人工地獄―現代アートと観客の政治学 [著]クレア・ビショップ

[評者]五十嵐太郎(建築批評家・東北大学教授)  [掲載]2016年07月17日   [ジャンル]アート・ファッション・芸能 ノンフィクション・評伝 

■衝突、不和、政治性、みなアート

 絵や彫刻などモノの制作を目的化しない参加型アートは、日本では芸術祭の興隆とともに注目されているが、世界的な傾向でもある。ただし、社会体制によって地域ごとに事情は異なり、また歴史をたどると、近代の初頭にたどりつく。本書は、美術史家が壮大なパースペクティブをもって、参加型アートの系譜を掘り起こし、あまり知られていない数多くの事例を紹介しながら、20世紀美術のイメージを書き換えるような野心作だ。
 時代の節目は政治的な事件と絡めながら、ロシア革命が起きた1917年前後の未来派、ロシアの集団制作、ダダ、68年に着地する状況主義ほか、89年以降の参加型アートの増加を論じ、60年代のアルゼンチン、東欧とロシア、イギリスのコミュニティ・アート運動などに目配りしている。
 何よりも個別の事例が面白い。
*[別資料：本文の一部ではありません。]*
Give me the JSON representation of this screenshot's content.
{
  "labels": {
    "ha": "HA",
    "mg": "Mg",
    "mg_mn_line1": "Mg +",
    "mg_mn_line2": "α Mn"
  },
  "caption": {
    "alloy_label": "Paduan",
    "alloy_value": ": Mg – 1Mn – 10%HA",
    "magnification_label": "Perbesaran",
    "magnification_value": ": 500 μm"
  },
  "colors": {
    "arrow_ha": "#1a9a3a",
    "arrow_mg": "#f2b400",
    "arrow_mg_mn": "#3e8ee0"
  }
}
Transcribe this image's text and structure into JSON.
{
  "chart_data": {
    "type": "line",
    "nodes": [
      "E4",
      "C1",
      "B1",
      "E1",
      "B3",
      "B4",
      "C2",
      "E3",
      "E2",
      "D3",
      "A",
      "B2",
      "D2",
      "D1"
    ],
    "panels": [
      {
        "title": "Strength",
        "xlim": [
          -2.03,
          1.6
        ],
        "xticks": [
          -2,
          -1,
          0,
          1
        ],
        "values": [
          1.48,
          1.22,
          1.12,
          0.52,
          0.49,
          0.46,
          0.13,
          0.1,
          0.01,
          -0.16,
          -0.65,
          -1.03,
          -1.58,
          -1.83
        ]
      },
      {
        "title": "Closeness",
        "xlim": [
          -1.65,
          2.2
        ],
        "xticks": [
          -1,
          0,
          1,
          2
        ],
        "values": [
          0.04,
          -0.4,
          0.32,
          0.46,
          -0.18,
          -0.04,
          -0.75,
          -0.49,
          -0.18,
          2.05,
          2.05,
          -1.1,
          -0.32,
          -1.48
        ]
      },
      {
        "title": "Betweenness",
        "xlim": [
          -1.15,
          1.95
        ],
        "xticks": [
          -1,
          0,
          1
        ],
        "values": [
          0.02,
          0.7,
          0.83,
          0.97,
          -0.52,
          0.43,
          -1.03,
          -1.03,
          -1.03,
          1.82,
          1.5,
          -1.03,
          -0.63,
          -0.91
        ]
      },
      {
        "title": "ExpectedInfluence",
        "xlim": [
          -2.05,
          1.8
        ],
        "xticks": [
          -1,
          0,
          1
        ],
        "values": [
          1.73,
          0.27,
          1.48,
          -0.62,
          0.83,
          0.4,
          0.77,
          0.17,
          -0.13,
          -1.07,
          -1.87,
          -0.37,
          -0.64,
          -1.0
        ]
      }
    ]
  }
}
例えば、同じ席のチケットを10人に売ったり、椅子に衣服を接着させたりするなど、観衆と敵対し、いざこざを起こす未来派。あるいは、オープニングに訪れた鑑賞者を展示室に閉じ込めるアルゼンチンの実験芸術。演劇やパフォーマンスとの融合を随所に発見できるだろう。終章では、教育とアートの融合を検証。西洋では教育の商業主義化に対し批判的なアートプロジェクトが行われる一方、非西洋では教育施設不足をプロジェクトが補う側面もあるという違いを指摘する。
 最近、音楽に政治を持ち込むなという批判が寄せられたり、美術館が作品の政治性を忌避する状況が起きたりするが、本書が扱う参加型アートは政治的なものが多く、様々な衝突や不和をもたらす。そして著者は、芸術と社会に疑問を投げかけ、相互の緊張関係を維持する試みを評価している。善き人たちの街おこしアートとは違う。本書に日本やアジアのリサーチはない。が、参加型アートを考えるための理論的かつ歴史的な枠組みを提供しており、活用できるだろう。
    ◇
 Claire Bishop 71年生まれ。ケンブリッジ大学卒業。ニューヨーク市立大学大学院センター美術史学科教授。